Russia and Venezuela have held meetings to discuss ways of driving global crude oil prices up from their current low levels, which are very damaging to their economies. But will Saudi Arabia go along?
Russia and Venezuela are discussing joint action against low oil prices, Russian Energy Minister Alexander Novak said in Moscow. Venezuelan Foreign Minister Rafael Ramirez was in Moscow for talks as part of a tour of several oil-producing nations, including Algeria, Qatar and Iran, aimed at developing a joint strategy.
Asked if he discussed joint moves to counteract the 30-percent fall in oil prices this year, Novak told reporters: "Yes, there is such an initiative. We discussed this theme and now we are working out those proposals on our side."
Russia and Venezuela, like the other countries on Ramirez' travel itinerary, are heavily dependent on revenues from oil exports for their national budgets. Crude oil prices are set in the context of a global market, so global geopolitical tensions and regional supply or demand surges or drops affect oil prices everywhere.
As a result, any drive to push oil prices back up can succeed only if oil-producing nations as a group agree to cut back aggregate production in the face of weaker demand caused by slower economic growth in China, Europe and other key markets - and by the US surge in shale oil production, which is reducing US demand for oil imports.
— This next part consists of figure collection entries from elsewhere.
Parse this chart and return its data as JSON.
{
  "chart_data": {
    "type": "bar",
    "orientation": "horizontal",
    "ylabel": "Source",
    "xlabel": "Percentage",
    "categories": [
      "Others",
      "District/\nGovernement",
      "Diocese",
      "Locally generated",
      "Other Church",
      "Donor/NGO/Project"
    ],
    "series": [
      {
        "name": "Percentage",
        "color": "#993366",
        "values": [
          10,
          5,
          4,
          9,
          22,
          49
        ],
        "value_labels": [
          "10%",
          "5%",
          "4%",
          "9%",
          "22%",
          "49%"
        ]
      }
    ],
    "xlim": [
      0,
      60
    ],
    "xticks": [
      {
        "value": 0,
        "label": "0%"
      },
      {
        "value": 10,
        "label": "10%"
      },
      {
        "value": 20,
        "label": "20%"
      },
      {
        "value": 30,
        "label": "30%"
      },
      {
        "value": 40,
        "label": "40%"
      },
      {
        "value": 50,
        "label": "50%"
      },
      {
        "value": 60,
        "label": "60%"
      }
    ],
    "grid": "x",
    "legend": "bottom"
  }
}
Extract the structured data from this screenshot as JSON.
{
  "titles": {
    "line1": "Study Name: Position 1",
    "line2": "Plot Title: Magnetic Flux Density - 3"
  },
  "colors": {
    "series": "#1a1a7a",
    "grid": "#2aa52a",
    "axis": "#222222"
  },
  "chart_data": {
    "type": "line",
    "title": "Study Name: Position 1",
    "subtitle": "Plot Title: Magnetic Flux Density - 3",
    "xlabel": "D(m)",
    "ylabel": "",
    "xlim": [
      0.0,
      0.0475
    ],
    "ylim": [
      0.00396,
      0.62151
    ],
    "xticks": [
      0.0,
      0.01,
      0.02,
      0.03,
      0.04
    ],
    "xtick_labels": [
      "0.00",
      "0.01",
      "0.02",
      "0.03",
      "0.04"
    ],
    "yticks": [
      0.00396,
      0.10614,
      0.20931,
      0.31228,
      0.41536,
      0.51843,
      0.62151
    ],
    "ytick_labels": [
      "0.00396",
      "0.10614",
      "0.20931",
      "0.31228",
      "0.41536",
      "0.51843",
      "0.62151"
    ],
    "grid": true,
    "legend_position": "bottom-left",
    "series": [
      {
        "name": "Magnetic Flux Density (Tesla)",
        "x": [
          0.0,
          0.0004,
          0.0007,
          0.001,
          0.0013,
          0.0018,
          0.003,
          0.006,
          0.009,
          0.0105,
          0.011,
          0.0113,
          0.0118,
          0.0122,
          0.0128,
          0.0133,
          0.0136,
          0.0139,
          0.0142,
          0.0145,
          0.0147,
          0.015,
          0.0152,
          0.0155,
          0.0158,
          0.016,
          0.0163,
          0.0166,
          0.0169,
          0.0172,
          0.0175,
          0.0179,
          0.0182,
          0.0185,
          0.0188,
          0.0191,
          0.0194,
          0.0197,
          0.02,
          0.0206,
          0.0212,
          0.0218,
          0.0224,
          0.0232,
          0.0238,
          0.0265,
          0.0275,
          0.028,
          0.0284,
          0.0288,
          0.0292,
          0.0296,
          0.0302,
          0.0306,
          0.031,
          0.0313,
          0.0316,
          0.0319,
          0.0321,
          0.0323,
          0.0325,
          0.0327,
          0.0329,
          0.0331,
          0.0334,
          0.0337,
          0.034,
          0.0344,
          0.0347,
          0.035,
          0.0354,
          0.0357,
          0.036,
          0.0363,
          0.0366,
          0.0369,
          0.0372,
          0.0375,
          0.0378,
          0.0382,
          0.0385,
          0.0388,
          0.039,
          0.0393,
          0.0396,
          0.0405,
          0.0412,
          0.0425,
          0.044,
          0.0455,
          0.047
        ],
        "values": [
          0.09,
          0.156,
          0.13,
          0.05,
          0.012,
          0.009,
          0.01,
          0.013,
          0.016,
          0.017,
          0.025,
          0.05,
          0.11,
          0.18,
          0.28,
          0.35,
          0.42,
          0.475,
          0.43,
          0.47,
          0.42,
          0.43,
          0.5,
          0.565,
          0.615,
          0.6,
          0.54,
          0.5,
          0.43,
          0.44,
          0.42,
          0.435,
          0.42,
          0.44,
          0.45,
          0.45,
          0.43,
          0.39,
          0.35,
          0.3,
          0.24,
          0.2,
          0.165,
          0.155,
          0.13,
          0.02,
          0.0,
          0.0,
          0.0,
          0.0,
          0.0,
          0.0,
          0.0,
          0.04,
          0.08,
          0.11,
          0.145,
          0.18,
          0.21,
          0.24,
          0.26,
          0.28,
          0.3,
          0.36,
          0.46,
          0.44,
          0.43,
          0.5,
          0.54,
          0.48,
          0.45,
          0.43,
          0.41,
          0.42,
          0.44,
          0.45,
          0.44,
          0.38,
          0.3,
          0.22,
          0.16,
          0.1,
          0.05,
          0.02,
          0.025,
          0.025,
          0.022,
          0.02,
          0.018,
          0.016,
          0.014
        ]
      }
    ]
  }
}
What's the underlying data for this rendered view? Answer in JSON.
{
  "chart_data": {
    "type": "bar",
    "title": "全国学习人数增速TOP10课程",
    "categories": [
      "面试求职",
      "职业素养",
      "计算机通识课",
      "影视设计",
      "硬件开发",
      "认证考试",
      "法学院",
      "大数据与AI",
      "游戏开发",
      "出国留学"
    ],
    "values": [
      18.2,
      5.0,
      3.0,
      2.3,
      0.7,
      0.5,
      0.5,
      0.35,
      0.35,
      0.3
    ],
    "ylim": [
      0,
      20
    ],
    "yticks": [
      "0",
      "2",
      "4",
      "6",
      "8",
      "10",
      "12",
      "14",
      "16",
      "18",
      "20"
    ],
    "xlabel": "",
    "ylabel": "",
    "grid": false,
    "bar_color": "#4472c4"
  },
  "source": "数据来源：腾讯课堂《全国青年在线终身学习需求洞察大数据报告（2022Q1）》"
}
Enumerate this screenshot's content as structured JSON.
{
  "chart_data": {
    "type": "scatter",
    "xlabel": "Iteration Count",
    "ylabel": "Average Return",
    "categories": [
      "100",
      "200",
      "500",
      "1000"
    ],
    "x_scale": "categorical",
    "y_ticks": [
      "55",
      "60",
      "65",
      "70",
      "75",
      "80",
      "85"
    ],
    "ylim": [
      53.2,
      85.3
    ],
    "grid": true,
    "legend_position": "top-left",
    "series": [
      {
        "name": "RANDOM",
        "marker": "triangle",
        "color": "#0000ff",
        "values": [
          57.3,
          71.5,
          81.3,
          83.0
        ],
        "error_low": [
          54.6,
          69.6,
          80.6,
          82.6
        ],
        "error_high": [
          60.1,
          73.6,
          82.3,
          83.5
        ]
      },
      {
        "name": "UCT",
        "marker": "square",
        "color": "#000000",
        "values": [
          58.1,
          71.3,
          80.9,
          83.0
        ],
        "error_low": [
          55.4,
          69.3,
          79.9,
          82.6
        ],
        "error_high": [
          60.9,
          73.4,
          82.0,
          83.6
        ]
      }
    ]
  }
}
If major oil producing countries with large market positions refuse to go along with a global oil supply management strategy, oil prices may stay low for an extended period. And it appears that Saudi Arabia may be playing the spoiler in this game.
Are Saudi Arabia and the US playing a geopolitical game to weaken rivals?
The Saudis are the world's most important "swing producer" - a country with huge oil reserves that can ramp its oil production up or down to balance changes in supply and demand. In normal times, one would expect the Saudis to go along with other oil producing nations in cutting back production to reflect weaker demand, in order to support the oil price. But this time, they aren't doing that.
Some Russian and Venezuelan analysts - among others - believe the US and Saudi Arabia are colluding to drive oil prices down for geopolitical reasons.
Leonid Fedun, co-owner of private Russia-based oil firm Lukoil, cited US President Barack Obama's visit to Riyadh in March.
"Obama travelled to meet the king of Saudi Arabia just after the Crimea events to push him to these actions [to lower the price]," Fedun said last month.
Shale oil production is more expensive and much more energy and resources intensive than conventional oil production - and more environmentally damaging
Perhaps the strongest evidence in this direction comes from US foreign minister John Kerry. After a trip to Saudi Arabia in September, Kerry was asked if past discussions with Riyadh had touched on Russia's need for a global oil price above $100 per barrel to balance its budget.
"They (the Saudis) are very, very well aware of their ability to have an impact on global oil prices," Kerry replied.
Saudi Arabia is in the midst of a proxy war against Iran in Syria and Iraq, with each supporting rival militias, divided roughly along the lines of sectarian affiliation - the Saudis in support of Sunni militias, and the Iranians in support of Shiite militias.
But Saudi Oil minister Ali al Naimi denies a geopolitical drive to get oil prices down is what is going on. After many weeks of silence in the face of spreading conspiracy theories, Naimi finally spoke to the issue on November 12.
"Saudi oil policy... has been subject to a great deal of wild and inaccurate conjecture in recent weeks. We do not seek to politicize oil... for us it's a question of supply and demand, it's purely business," he said.
Some analysts have speculated that one business reason for the Saudis to refuse to cut back their oil production - and therefore to drive oil prices back up - could be a desire on their part to make shale oil production in the US and elsewhere unprofitable.
Shale oil production - especially in the US - has grabbed significant market share from conventional oil production in recent years, but it requires a high oil price to be profitable.
Reuters news agency reported on Tuesday that four different market and diplomatic sources - who asked not to be named - had told Reuters that Saudi officials privately briefed OPEC watchers in New York and Riyadh in September and October.
According to these sources, Nasser al-Dossary, Saudi Arabia's national representative OPEC, and Naimi's deputy, Prince Abdulazis bin Salman, as well as the kingdom's OPEC governor, Mohammed al Madhi, attended at least one of the briefing meetings, and gave the message that Saudi Arabia was prepared to withstand oil prices as low as $70 to $80 per barrel for as long as a year.
The benchmark Brent crude oil price was down to $79 on Tuesday.